We follow the Phytozome organisation of master_dir/species/annotation/species_version_proteins.fa
where each species is denoted by the first letter of the genus name and all letters in the species names, for example Athaliana
1) Pfam-based annotation of domains
usage: bash run_pfam_scan.sh dir
Dependencies:
2) Parsing the pfamscan output with K-parse_Pfam_domains_v3.1.pl
usage: perl K-parse_Pfam_domains_v3.1.pl <options>
-p|--pfam <pfamscan.out>
-e|--evalue <evalue cutoff>
-o|--output
-v|--verbose <T/F> default F. Display more information about each domain (start, stop, evalue)
We usually parse all pfam outputs of interest in parallel using xargs
3) Identification of non-canonical NLR-ID domain combinations with K-parse_Pfam_domains_NLR-fusions-v2.2.pl
usage: perl K-parse_Pfam_domains_NLR-fusions-v2.2.pl <options>
-i|--indir directory for batch retrieval of input *pfamscan*.parsed.verbose files
-e|--evalue evalue cutoff for determining domain fusions [default 1e-3]
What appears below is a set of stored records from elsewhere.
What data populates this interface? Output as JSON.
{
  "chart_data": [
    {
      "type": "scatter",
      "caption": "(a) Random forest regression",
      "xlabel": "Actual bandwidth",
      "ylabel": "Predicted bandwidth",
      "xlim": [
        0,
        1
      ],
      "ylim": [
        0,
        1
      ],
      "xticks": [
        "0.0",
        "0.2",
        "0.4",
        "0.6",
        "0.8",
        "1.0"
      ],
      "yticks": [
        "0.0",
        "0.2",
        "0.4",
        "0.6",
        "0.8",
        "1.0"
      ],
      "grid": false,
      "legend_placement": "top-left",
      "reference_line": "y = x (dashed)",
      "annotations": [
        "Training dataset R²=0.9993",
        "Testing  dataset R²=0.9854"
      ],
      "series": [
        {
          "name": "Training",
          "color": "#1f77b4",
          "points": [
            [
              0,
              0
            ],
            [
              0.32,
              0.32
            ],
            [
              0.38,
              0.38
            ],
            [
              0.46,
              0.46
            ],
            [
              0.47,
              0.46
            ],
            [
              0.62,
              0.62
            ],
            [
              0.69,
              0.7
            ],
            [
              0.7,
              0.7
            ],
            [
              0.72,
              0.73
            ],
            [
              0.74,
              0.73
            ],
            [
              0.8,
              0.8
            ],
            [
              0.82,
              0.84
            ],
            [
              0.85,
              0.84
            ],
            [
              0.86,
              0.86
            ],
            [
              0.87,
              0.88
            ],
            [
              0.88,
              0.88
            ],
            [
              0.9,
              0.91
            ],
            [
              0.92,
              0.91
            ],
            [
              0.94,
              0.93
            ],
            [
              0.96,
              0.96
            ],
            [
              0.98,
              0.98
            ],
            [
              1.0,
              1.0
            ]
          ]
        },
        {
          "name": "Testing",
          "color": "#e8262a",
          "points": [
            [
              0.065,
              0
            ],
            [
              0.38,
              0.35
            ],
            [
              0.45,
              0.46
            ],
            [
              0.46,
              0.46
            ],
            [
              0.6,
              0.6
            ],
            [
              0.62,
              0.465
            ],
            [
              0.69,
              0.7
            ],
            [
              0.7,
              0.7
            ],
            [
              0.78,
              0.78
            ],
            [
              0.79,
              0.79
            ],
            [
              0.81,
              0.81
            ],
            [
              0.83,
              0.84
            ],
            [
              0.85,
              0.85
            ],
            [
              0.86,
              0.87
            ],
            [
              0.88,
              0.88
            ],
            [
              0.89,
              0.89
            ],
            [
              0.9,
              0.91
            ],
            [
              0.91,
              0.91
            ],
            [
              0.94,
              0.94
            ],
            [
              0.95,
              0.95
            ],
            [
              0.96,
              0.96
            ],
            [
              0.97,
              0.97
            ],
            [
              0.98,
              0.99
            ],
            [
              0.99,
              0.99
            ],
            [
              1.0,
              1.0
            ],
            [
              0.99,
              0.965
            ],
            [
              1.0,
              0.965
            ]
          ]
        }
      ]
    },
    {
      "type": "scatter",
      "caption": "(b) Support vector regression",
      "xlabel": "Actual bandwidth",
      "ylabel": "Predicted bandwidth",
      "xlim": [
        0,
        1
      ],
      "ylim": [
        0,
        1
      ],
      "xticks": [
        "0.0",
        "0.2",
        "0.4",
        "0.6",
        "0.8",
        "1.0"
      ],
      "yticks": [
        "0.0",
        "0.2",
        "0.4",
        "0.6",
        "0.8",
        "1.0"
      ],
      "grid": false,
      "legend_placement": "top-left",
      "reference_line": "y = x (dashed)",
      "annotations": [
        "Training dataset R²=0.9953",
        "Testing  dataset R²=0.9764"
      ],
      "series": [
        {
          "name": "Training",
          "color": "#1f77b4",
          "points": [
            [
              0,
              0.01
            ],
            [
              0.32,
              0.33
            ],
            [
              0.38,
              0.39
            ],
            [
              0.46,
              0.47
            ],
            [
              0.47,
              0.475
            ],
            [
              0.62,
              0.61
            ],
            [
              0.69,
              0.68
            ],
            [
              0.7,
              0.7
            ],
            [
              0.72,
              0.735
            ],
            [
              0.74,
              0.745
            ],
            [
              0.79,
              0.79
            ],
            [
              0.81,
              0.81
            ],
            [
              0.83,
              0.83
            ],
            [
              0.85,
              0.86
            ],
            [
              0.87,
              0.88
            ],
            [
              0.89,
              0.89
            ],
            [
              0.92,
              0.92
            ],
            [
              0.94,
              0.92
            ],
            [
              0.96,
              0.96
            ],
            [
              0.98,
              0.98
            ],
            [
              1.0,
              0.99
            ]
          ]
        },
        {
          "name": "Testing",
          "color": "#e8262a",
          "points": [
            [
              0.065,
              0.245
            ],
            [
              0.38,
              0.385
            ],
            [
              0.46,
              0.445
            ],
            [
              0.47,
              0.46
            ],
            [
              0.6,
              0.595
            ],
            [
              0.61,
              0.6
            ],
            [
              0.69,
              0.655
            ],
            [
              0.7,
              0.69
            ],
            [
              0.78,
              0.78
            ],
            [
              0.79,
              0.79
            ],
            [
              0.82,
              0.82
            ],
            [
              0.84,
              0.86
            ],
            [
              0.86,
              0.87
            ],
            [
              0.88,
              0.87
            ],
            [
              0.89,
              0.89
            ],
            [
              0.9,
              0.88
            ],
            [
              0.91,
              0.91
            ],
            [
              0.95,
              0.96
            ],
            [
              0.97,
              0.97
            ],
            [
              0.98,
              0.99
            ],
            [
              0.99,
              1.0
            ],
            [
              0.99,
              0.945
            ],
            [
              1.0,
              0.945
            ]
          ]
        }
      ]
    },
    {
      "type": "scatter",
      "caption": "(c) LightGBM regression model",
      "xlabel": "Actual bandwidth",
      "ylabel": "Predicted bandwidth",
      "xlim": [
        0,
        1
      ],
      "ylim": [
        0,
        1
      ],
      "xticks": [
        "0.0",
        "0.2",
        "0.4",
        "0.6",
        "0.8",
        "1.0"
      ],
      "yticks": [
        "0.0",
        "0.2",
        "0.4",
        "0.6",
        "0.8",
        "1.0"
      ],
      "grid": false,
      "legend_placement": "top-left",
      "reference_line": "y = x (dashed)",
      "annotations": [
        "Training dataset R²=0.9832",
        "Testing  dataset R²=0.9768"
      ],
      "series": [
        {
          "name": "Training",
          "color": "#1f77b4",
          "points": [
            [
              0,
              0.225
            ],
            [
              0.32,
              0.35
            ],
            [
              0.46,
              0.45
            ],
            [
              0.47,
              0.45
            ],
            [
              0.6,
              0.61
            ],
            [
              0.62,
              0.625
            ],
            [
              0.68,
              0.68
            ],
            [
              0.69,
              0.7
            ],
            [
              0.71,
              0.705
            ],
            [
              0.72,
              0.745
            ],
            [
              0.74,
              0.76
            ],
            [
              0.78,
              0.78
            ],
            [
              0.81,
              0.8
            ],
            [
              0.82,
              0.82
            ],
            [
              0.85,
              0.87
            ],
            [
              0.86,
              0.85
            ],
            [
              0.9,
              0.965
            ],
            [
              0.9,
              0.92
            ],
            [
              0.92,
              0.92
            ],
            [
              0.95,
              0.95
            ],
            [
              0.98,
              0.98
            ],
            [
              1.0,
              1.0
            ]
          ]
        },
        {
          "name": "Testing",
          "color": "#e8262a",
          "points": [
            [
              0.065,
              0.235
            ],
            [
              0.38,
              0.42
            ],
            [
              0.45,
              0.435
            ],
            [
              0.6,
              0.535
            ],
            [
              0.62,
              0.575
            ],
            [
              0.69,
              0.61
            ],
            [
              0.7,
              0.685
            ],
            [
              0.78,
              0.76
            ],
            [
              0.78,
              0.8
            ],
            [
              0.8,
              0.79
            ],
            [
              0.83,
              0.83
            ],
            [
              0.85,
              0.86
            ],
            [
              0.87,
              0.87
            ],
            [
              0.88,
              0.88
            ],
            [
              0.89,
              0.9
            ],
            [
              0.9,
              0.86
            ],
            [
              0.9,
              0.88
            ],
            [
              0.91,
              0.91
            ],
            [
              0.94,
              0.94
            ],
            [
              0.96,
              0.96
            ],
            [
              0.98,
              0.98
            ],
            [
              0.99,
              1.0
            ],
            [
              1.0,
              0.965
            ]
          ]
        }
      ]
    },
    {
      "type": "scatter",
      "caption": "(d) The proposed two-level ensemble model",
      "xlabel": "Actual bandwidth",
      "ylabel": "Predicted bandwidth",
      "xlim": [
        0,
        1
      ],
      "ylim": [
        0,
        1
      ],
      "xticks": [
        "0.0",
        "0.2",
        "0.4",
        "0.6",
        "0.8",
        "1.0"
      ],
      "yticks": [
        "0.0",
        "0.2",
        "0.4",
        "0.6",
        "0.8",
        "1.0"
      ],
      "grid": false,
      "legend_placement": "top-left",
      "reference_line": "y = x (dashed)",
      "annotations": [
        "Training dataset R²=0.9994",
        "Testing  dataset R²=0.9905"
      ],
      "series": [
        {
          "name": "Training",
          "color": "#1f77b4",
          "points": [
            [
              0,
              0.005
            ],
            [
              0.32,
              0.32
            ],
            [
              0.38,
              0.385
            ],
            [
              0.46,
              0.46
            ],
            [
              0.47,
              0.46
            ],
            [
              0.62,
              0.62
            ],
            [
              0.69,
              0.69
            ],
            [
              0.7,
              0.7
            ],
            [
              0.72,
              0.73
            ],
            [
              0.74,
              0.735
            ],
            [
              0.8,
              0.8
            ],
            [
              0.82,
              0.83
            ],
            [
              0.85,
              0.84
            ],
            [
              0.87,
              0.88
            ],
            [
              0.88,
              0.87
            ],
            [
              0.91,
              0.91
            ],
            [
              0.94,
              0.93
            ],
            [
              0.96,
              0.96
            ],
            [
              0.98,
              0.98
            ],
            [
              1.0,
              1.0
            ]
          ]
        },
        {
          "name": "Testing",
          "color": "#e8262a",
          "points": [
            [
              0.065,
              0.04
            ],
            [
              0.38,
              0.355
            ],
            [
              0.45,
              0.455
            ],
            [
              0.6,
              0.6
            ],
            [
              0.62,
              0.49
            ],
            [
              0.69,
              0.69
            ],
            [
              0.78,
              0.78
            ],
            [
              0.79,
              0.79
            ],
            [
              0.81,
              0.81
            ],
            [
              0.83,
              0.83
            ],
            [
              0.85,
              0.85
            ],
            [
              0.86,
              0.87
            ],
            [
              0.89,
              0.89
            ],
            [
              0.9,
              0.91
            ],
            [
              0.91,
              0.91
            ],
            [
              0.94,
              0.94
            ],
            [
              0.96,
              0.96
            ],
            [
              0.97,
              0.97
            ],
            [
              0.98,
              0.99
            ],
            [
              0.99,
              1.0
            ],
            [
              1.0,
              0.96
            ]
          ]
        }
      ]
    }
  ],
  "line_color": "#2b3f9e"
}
-o|--output output directory
-d|--db_description description of datasets used in the analyses [Organism Species_ID NCBI_taxon_ID Family Database Date_aquired Restrictions Version Common_Name Source Reference] for example of this dataset see Additional file 1 in Sarris et al BMC Biology 2016
Outputs:
Summary of the number of NLRs and NLR-IDs identified in each species (such as Additional file 2 in Sarris et al BMC Biology 2016)
Summary of integrated domains with species list for each domain (such as Additional file 3 in Sarris et al BMC Biology 2016)
Abundance list of integrated domains (counted once for each family) that can be used to generate a Wordcloud (such as Figure 2 in Sarris et al BMC Biology 2016)
Contingency tables (per ID domain) for each species as well as for all species and Fisher's Exact left test
Example datasets:
The example dataset directory contains input Arabidopsis data as well as corresponding db_description file. It also contains the outputs from each stage of the analyses, so you can check your pipeline against them or test individual scripts.